By Jeff Pfeiffer
When Wonder Woman hit the big screen in 2017 to international blockbuster success, it shattered the notions some people had that a female-led superhero movie directed by a woman could not be popular.
But the film also had a meaningful impact on certain viewers, with its hero, Diana — as embodied by star Gal Gadot — instantly becoming an influential role model to girls and young women around the world and inspiring them to unabashedly embrace their own strengths, abilities and powers to do good.
“With great power comes great responsibility” is a familiar theme in superhero tales, and Gadot has embraced this adage, not just through her onscreen character, but also in her capacity as one of the world’s most recognizable actresses and producers.
Realizing the impact she could continue to have on those who have been inspired by her character, Gadot has been using the offscreen superpower of her celebrity to further recognize and encourage them.
You’ll see an especially notable way the actress has been doing this in the documentary IMPACT With Gal Gadot.
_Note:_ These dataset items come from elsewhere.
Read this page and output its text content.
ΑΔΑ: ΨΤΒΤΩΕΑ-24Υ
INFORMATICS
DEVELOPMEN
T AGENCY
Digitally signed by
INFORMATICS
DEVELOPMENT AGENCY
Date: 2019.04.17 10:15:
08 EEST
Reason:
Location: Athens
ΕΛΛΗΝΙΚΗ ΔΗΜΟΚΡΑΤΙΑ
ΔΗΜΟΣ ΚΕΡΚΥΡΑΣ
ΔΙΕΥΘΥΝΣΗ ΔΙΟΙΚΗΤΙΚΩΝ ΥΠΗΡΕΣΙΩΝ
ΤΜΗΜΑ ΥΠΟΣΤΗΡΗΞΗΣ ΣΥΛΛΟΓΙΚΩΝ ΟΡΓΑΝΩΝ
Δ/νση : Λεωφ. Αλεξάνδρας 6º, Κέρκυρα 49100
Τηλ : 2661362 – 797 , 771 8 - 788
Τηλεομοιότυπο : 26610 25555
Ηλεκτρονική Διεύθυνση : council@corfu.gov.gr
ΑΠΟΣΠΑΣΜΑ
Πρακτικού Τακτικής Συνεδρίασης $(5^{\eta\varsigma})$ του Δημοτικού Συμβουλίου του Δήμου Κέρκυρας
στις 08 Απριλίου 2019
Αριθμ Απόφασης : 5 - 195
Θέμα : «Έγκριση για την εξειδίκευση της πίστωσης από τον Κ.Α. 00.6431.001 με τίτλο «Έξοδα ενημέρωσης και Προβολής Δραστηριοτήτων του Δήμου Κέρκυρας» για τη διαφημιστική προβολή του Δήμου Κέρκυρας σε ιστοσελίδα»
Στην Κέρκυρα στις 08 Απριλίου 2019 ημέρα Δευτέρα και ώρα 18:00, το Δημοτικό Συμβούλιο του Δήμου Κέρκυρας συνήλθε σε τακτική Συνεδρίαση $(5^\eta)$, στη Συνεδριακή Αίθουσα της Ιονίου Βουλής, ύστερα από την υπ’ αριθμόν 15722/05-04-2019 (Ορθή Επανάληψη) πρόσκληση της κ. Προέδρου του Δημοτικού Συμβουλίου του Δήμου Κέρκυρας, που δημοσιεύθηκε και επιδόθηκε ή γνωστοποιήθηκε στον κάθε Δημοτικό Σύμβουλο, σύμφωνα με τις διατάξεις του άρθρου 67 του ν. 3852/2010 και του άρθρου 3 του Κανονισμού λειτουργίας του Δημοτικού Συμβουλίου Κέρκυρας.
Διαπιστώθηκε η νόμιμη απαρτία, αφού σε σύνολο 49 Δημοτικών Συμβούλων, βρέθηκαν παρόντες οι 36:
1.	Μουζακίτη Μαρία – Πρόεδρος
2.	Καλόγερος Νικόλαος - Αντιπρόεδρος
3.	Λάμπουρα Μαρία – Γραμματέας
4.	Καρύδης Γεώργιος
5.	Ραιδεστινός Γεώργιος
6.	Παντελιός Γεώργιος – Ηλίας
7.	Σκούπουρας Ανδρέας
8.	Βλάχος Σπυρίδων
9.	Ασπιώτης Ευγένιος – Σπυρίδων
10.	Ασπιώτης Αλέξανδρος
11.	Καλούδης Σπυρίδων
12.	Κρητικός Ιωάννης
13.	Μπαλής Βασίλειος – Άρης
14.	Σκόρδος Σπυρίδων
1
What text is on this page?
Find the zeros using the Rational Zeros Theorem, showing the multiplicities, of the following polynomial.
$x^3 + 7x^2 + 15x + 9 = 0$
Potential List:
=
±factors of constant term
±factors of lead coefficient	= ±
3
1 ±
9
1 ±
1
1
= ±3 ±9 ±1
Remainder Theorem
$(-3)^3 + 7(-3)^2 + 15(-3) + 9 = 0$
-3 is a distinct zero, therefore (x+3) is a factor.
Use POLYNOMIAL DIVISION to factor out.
The film, on which Gadot is an executive producer, is a full-length collection of six short-form documentaries that aired on the network’s YouTube channel earlier this year, each one with an introduction by Gadot and chronicling the powerful story of a woman making an extraordinary impact on her community. The women featured in each story come from very different backgrounds — across Brazil, Puerto Rico, Michigan, California, Louisiana and Tennessee — yet they are all connected by their determination and commitment to improving the lives of the people around them.
“After [I did] Wonder Woman,” Gadot says, “I felt like I had such a big reach to people, and I just wanted to do something good, to use my reach and my platforms to shed light on these amazing, incredible women’s stories [and] maybe ignite something in them and create a movement of people that just want to do good to the world.
“I think that with all these women [in IMPACT], what we can see is that all of them come from difficult circumstances, whether it’s violence, poverty, trauma, discrimination, natural disasters. And yet, it fuels them. It gives them more power to dare, to dream, to change, to speak up and to really make a change in their communities.”
That change comes in the form of everything from a 20-year-old figure skating coach empowering young Black girls on and off the ice in Detroit; to a 19-year-old Puerto Rican woman leading a team of college students whose invention of a water filtration system is finally giving residents clean drinking water in the wake of Hurricane Maria in 2017; to a 23-year-old ballet dancer running a dance company for young girls in the middle of one of Rio de Janeiro’s most dangerous favelas; and more.
“I keep on calling them my Women of Wonder,” Gadot says of the subjects featured in IMPACT, “because they are the true heroes. I go to set, and I get dressed, and I get my costume and sword and everything, and I fight, but [it’s] make-believe. They actually are there on the ground, sweating and doing all they can to really make the world a better place.”